26 Toen zei Si̱mson tot de jongen die hem bij de hand hield: „Sta mij toch toe de zuilen te betasten waarop het huis stevig gegrondvest is en laat mij ertegen leunen.”
27 (Terloops zij opgemerkt dat het huis vol mannen en vrouwen was en dat alle Filistijnse asvorsten daar waren;+ en op het dak waren ongeveer drieduizend mannen en vrouwen, die toekeken terwijl Si̱mson wat amusement bood.+)
28 Nu riep Si̱mson+ tot Jehovah+ en zei: „Soevereine Heer Jehovah,* gedenk mij+ alstublieft, en sterk+ mij alstublieft nog voor deze ene keer, o gij, de [ware] God, en laat mij wraak nemen op de Filistijnen met wraak voor een van mijn beide ogen.”*+
29 Daarop zette Si̱mson zich schrap tegen de twee middelste zuilen, waarop het huis stevig gegrondvest was, en greep ze vast, de ene met zijn rechter- en de andere met zijn linkerhand.

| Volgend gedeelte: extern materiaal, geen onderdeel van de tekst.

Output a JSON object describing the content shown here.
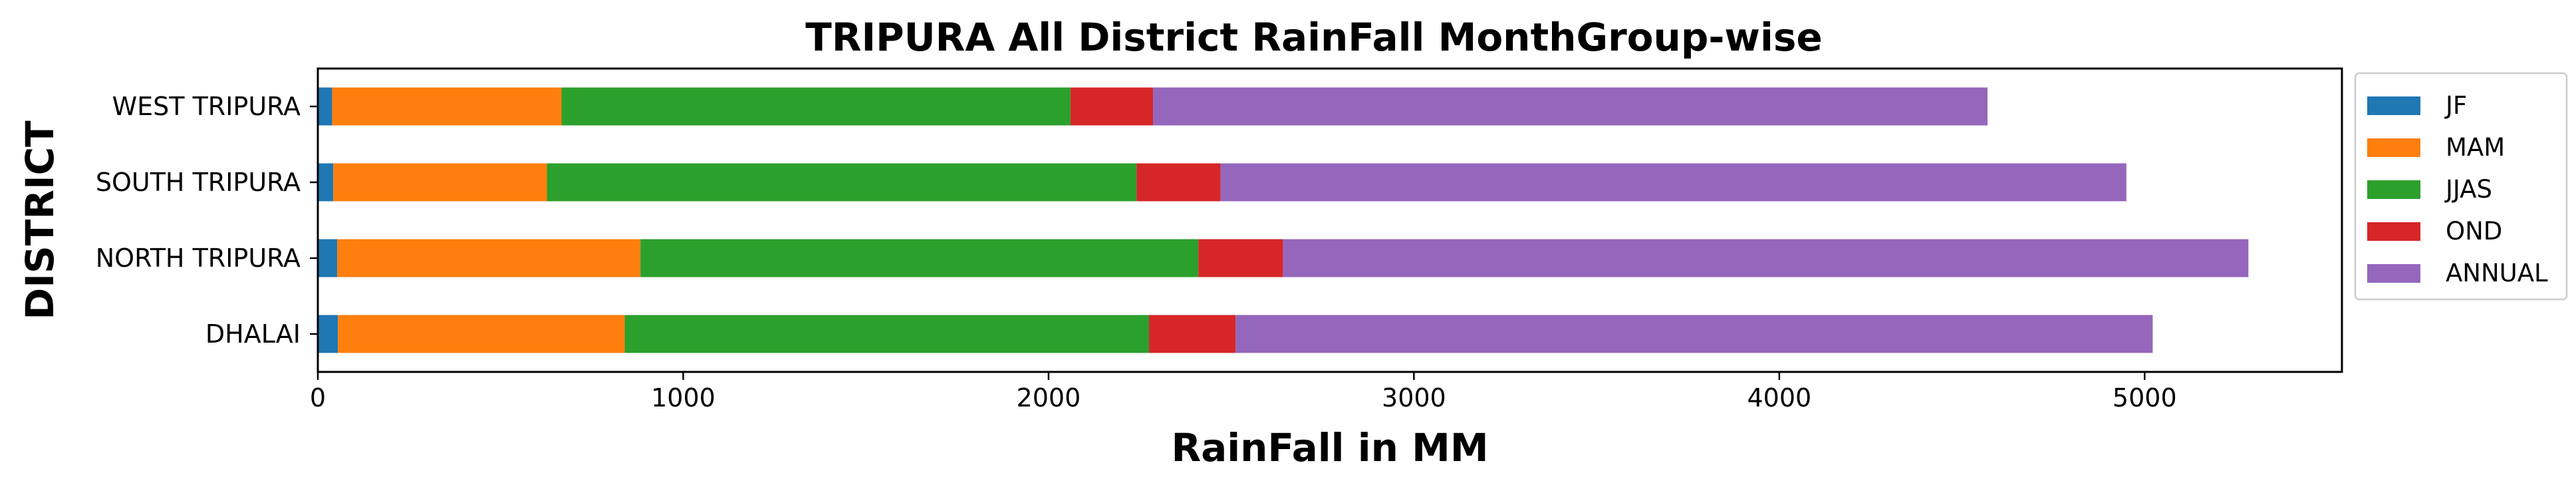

30 Vervolgens zei Si̱mson: „Mijn ziel sterve+ met de Filistijnen.” Toen boog hij zich met kracht, en het huis stortte in op de asvorsten en op al het volk dat erin was,+ zodat de doden die hij bij zijn eigen sterven ter dood bracht, talrijker werden dan die hij gedurende zijn leven ter dood gebracht had.+
31 Later kwamen zijn broeders en het hele huisgezin van zijn vader af en namen hem op, en zij voerden hem op en begroeven hem tussen Zo̱ra+ en Esta̱ol+ in de grafstede van zijn vader Mano̱ah.+ Wat hem aangaat, hij was twintig jaar rechter over I̱sraël geweest.+
Voetnoten
^ „En . . . werd . . . bericht”, LXX; M laat dit weg.
^ LXX voegt toe: „en legde ze daar neer.”
^ „En het gebeurde dat terwijl hij sliep, Delila de zeven vlechten van zijn hoofdhaar nam en ze in de schering weefde en ze aan de pin in de muur vasthechtte”, LXXB.
^ „Onze god.” Hebr.: ʼelo·hēʹnoe, mv. ter aanduiding van uitnemendheid, van toepassing op Dagon en met een ww. in het enk.; LXXA(Gr.): theʹos; Lat.: deʹus. Zie 1Sa 5:7; 2Kon 19:37.
^ „En ik zal mij wreken op de vreemdelingen (Filistijnen) met één wraak voor mijn beide ogen”, LXX; Vg: „opdat ik mij op mijn vijanden moge wreken en één wraak voor het verlies van twee ogen moge ontvangen.”
^ „Soevereine Heer Jehovah.” Hebr.: ʼAdho·naiʹ Jeho·wihʹ; LXXB(Gr.): A·do·naʹi·e Kuʹri·e; Lat.: Doʹmi·ne Deʹus. Zie App. 1E.